META: EXPLORATION: dismantle Geo into HA features
I was going to create this as an Epic, but this is going to need some discussion and https://gitlab.com/gitlab-org/gitlab-ee/issues/3889 . Note that it's still very rough, and we may not actually want to do it. I'm exploring the idea, rather than proposing the idea, at the moment.
Currently, Geo is considered to be a separate installation of GitLab, in a separate datacentre, using different DNS and storage backend to the primary. ~"Geo DR" is the process of converting one of those secondaries into a primary when it is removed.
We're working on a number of features to reduce the differences between Geo primaries and secondaries. Eventually, we expect to be able to git push to a secondary and have that work transparently. We expect ~"Geo DR" to be quick and easy. We may have a single repmgr configuration for all postgres servers in the cluster.
We also want to be able to replicate storage within a single node, to have multiple independent replicas within a single datacentre.

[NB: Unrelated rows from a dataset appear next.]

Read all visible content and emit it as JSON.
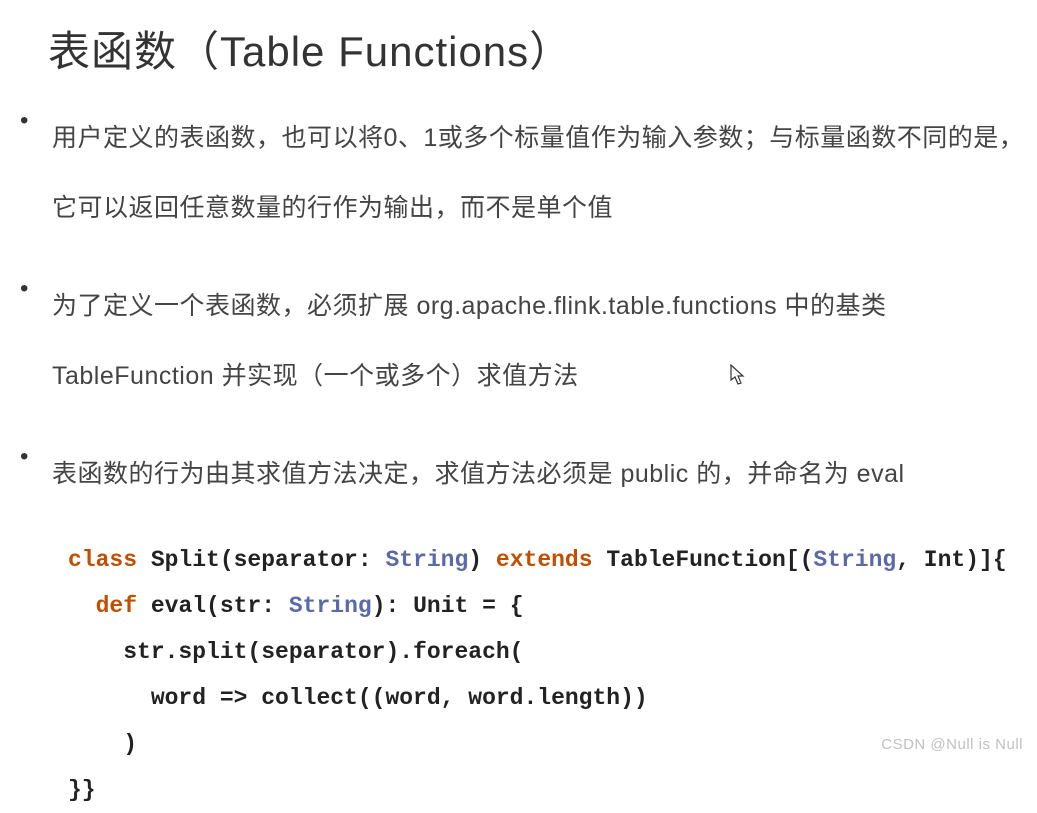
{
  "title": "表函数（Table Functions）",
  "bullets": [
    "用户定义的表函数，也可以将0、1或多个标量值作为输入参数；与标量函数不同的是，它可以返回任意数量的行作为输出，而不是单个值",
    "为了定义一个表函数，必须扩展 org.apache.flink.table.functions 中的基类 TableFunction 并实现（一个或多个）求值方法",
    "表函数的行为由其求值方法决定，求值方法必须是 public 的，并命名为 eval"
  ],
  "code": {
    "kw_class": "class",
    "cls_name": " Split(separator: ",
    "type_string1": "String",
    "after_sep": ") ",
    "kw_extends": "extends",
    "after_extends": " TableFunction[(",
    "type_string2": "String",
    "after_tuple": ", Int)]{",
    "indent1": "  ",
    "kw_def": "def",
    "after_def": " eval(str: ",
    "type_string3": "String",
    "after_str": "): Unit = {",
    "line3": "    str.split(separator).foreach(",
    "line4": "      word => collect((word, word.length))",
    "line5": "    )",
    "line6": "}}"
  },
  "watermark": "CSDN @Null is Null"
}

I think HA and Geo are solving lots of the same problems, and we have duplication between the two. What happens if we try to re-imagine Geo as a set of HA features with cross-DC / multi-region focus? E.g., we treat all the machines that make up all the Geo nodes as belonging to a single entity, that happens to be in more than one datacentre?
Users should connect to the Geo node closest to them
This is the biggest difference between a HA and a Geo setup, at least from a user's point of view. In HA, there's a single domain that points to a load-balancer or multiple machines, expected to all be in the same DC, that all handle traffic.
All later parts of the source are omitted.